Uma fracção apenas

Temos momentos e tantos momentos. Aquele em que tentamos gerir o ruído à nossa volta, da pressa automática e nervosa de tudo. Aquele em que não queremos ouvir nada do que nos parecem querer dizer, sem o querer, por quase gritarem num locar público, as suas vidas, as suas opiniões, desaforos, ou até as suas declarações de amor. Não é nosso, nem para nós e não queremos saber.

Só queríamos ter um espaço de silêncio para pensar, ou tentar inclusive a impossível ausência de pensamento.

Temos momentos em que o silêncio que até procurávamos nos é tão pesado, que tudo daríamos por um bocado de ruído dos outros. Temos momentos musicais. Temos momentos de assombro por alguém. Momentos de emoção e comoção. De auto-comiseração, sempre julgado ilícito por alguém. De altruísmo, puro ou maculado. De egoísmo saudável, ou condenável.

E temos tudo, em momentos, estanques ou confusos e entrelaçados. "I am a strange loop", escreveu Douglas Hofstadter. E somos todos, a vida toda.



Há sempre uma luz aí qualquer, que nos pode proteger de um ruído cansativo e desgastante.

O ruído pode vir de algo que não se realiza, e nos vai moendo. Ou de algo que se verifica e não aceitamos.
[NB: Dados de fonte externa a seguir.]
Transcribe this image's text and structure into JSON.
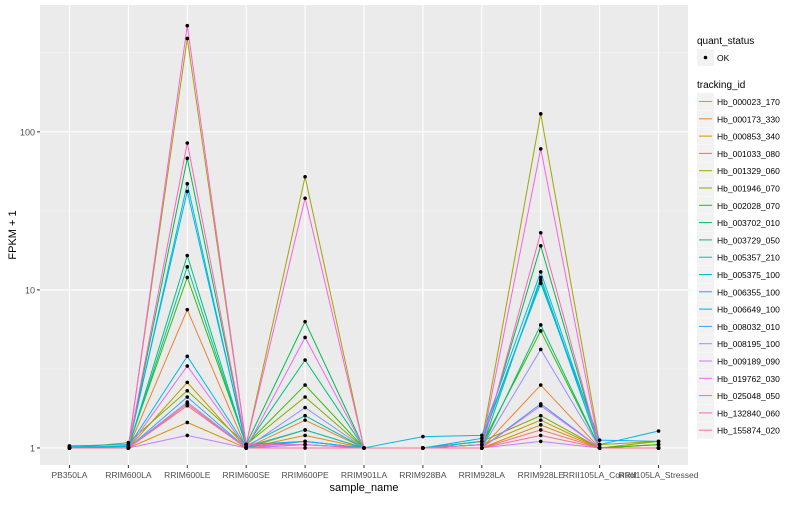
{
  "chart_data": {
    "type": "line",
    "xlabel": "sample_name",
    "ylabel": "FPKM + 1",
    "y_scale": "log10",
    "ylim": [
      0.78,
      635
    ],
    "y_ticks": [
      1,
      10,
      100
    ],
    "y_tick_labels": [
      "1",
      "10",
      "100"
    ],
    "grid": true,
    "legend_placement": "right",
    "categories": [
      "PB350LA",
      "RRIM600LA",
      "RRIM600LE",
      "RRIM600SE",
      "RRIM600PE",
      "RRIM901LA",
      "RRIM928BA",
      "RRIM928LA",
      "RRIM928LE",
      "RRII105LA_Control",
      "RRII105LA_Stressed"
    ],
    "shape_legend": {
      "title": "quant_status",
      "entries": [
        "OK"
      ]
    },
    "color_legend_title": "tracking_id",
    "series": [
      {
        "name": "Hb_000023_170",
        "color": "#F8766D",
        "values": [
          1,
          1,
          1.9,
          1,
          1.1,
          1,
          1,
          1,
          1.3,
          1,
          1
        ]
      },
      {
        "name": "Hb_000173_330",
        "color": "#EA8331",
        "values": [
          1,
          1,
          7.5,
          1,
          1.5,
          1,
          1,
          1,
          2.5,
          1,
          1.05
        ]
      },
      {
        "name": "Hb_000853_340",
        "color": "#D89000",
        "values": [
          1,
          1,
          1.45,
          1,
          1.2,
          1,
          1,
          1,
          1.4,
          1,
          1
        ]
      },
      {
        "name": "Hb_001033_080",
        "color": "#C09B00",
        "values": [
          1,
          1,
          2.6,
          1,
          1.3,
          1,
          1,
          1.05,
          1.5,
          1,
          1.05
        ]
      },
      {
        "name": "Hb_001329_060",
        "color": "#A3A500",
        "values": [
          1,
          1.02,
          390,
          1.05,
          52,
          1,
          1,
          1.1,
          130,
          1.05,
          1.1
        ]
      },
      {
        "name": "Hb_001946_070",
        "color": "#7CAE00",
        "values": [
          1,
          1.08,
          2.3,
          1.05,
          2.1,
          1,
          1,
          1.1,
          1.6,
          1,
          1.1
        ]
      },
      {
        "name": "Hb_002028_070",
        "color": "#39B600",
        "values": [
          1,
          1.03,
          12,
          1.05,
          2.5,
          1,
          1,
          1.05,
          5.5,
          1,
          1.05
        ]
      },
      {
        "name": "Hb_003702_010",
        "color": "#00BB4E",
        "values": [
          1,
          1,
          68,
          1.05,
          6.3,
          1,
          1,
          1.05,
          19,
          1,
          1
        ]
      },
      {
        "name": "Hb_003729_050",
        "color": "#00BF7D",
        "values": [
          1,
          1,
          16.5,
          1.03,
          3.6,
          1,
          1,
          1,
          6,
          1,
          1
        ]
      },
      {
        "name": "Hb_005357_210",
        "color": "#00C1A3",
        "values": [
          1,
          1,
          14,
          1.03,
          1.6,
          1,
          1,
          1,
          12,
          1,
          1
        ]
      },
      {
        "name": "Hb_005375_100",
        "color": "#00BFC4",
        "values": [
          1,
          1,
          47,
          1.02,
          1.3,
          1,
          1,
          1.1,
          11.5,
          1,
          1
        ]
      },
      {
        "name": "Hb_006355_100",
        "color": "#00BAE0",
        "values": [
          1.02,
          1.02,
          3.8,
          1.02,
          1.1,
          1,
          1.18,
          1.2,
          13,
          1.05,
          1.28
        ]
      },
      {
        "name": "Hb_006649_100",
        "color": "#00B0F6",
        "values": [
          1.03,
          1.05,
          42,
          1.05,
          1.1,
          1,
          1,
          1.15,
          11,
          1.12,
          1.1
        ]
      },
      {
        "name": "Hb_008032_010",
        "color": "#35A2FF",
        "values": [
          1,
          1,
          2.1,
          1,
          1.05,
          1,
          1,
          1,
          1.9,
          1,
          1
        ]
      },
      {
        "name": "Hb_008195_100",
        "color": "#9590FF",
        "values": [
          1,
          1,
          1.95,
          1,
          1.8,
          1,
          1,
          1,
          4.2,
          1,
          1
        ]
      },
      {
        "name": "Hb_009189_090",
        "color": "#C77CFF",
        "values": [
          1,
          1,
          1.2,
          1,
          1.05,
          1,
          1,
          1,
          1.1,
          1,
          1
        ]
      },
      {
        "name": "Hb_019762_030",
        "color": "#E76BF3",
        "values": [
          1,
          1,
          3.3,
          1,
          5.0,
          1,
          1,
          1,
          1.85,
          1,
          1
        ]
      },
      {
        "name": "Hb_025048_050",
        "color": "#FA62DB",
        "values": [
          1,
          1,
          470,
          1.05,
          38,
          1,
          1,
          1.05,
          78,
          1,
          1
        ]
      },
      {
        "name": "Hb_132840_060",
        "color": "#FF62BC",
        "values": [
          1,
          1,
          85,
          1.05,
          1.05,
          1,
          1,
          1,
          23,
          1,
          1
        ]
      },
      {
        "name": "Hb_155874_020",
        "color": "#FF6C91",
        "values": [
          1,
          1,
          1.85,
          1,
          1,
          1,
          1,
          1,
          1.2,
          1,
          1
        ]
      }
    ]
  }
}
Pode ser som, ou não ser mais do que um silêncio que nos ensurdece, como alguém o disse.

Mas essa luz pode revelar-se, e estarmos invisíveis a ela, ou opacos a que nos alcance. Mas há sempre momentos. E só precisamos de um único. Um só momento e tudo se transforma, e os ruídos já não nos alcançam mesmo quando os ouvimos bem ensurdecedores.

O lapso de tempo que nos leva a entender um momento único e diferenciador, que confio nos acontecer uma só vez, não por ser apenas único, mas por ser totalmente distinto e totalmente revelador e importante, é o que nos leva à compreensão dele. À sua percepção, aliás. A compreensão nem interessa que chegue, pois não estaremos de sentidos em alerta para o entendimento.
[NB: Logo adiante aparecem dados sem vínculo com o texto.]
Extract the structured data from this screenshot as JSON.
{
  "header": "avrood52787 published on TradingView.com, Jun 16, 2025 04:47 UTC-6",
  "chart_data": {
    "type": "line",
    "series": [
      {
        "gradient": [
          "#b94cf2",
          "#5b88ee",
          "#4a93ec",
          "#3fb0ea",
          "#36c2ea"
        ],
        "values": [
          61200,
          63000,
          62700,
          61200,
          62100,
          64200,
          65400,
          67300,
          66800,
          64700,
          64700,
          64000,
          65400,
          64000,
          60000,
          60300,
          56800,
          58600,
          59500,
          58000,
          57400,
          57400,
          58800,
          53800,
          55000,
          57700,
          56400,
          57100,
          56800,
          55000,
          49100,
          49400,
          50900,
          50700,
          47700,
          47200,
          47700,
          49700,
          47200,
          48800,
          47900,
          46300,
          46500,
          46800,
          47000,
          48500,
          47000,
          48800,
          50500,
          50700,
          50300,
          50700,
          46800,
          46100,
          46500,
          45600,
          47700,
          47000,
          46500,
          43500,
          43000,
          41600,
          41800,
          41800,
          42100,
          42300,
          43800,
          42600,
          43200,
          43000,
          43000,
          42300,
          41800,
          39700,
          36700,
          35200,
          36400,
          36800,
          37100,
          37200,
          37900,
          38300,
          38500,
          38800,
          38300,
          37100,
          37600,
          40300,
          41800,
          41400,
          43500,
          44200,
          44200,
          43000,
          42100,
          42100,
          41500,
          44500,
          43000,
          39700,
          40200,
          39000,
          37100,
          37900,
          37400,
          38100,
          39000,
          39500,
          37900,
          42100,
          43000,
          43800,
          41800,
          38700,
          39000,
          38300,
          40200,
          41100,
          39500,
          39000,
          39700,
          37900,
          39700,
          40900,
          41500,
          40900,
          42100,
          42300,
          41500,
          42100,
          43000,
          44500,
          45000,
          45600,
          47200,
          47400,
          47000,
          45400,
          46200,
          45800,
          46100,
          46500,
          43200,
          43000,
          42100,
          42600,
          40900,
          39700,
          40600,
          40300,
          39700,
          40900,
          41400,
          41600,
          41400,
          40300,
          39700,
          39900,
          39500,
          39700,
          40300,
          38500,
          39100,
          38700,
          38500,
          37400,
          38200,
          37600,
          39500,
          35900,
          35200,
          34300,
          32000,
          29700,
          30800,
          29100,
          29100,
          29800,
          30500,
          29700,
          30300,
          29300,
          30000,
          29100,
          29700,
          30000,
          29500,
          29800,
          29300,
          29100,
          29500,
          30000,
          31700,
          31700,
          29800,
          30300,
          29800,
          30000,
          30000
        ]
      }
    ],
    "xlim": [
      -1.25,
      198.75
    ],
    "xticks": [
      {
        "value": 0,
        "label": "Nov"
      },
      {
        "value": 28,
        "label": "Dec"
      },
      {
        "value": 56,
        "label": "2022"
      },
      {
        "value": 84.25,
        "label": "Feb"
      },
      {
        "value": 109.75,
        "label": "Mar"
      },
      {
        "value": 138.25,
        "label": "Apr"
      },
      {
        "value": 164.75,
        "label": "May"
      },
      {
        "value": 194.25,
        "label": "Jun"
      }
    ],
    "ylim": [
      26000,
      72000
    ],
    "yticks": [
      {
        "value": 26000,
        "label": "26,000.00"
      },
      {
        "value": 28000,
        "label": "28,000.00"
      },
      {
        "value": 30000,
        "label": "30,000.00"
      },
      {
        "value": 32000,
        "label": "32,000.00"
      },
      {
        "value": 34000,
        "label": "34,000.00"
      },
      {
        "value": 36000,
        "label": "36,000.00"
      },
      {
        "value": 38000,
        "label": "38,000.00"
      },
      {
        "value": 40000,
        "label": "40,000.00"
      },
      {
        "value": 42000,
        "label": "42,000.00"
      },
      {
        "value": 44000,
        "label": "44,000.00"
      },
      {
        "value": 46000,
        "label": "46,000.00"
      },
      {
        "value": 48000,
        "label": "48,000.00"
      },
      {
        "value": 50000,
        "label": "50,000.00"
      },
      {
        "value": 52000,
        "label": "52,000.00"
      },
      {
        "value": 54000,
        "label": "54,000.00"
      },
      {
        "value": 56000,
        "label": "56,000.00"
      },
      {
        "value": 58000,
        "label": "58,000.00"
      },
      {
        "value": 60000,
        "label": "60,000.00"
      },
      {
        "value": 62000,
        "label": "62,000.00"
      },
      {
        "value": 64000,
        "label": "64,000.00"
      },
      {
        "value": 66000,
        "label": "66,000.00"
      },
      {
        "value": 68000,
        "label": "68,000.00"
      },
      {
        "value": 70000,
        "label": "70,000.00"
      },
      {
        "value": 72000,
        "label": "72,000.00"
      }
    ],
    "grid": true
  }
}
Uma fracção de luz e o momento já tudo mudou e nada mais será como antes. Mas não é uma luz qualquer. É a luz! E ninguém a viu mais, só uma vez foi avistada, tudo o mais depois é a sua intensidade a crescer, no que só quem a vislumbrou pode viver, esticar os sentidos e desenvolver-se nela até ao fim do tempo.



Não é luz de nos tornar tudo claro, mas de nos deixar confusos, aliás. Depois sim, seremos iluminados e guiados e nos deixaremos levar. Abre-se-nos numa fracção e não deve esvanecer nunca mais.

À nossa volta o ruído do mundo prossegue e já não queremos saber.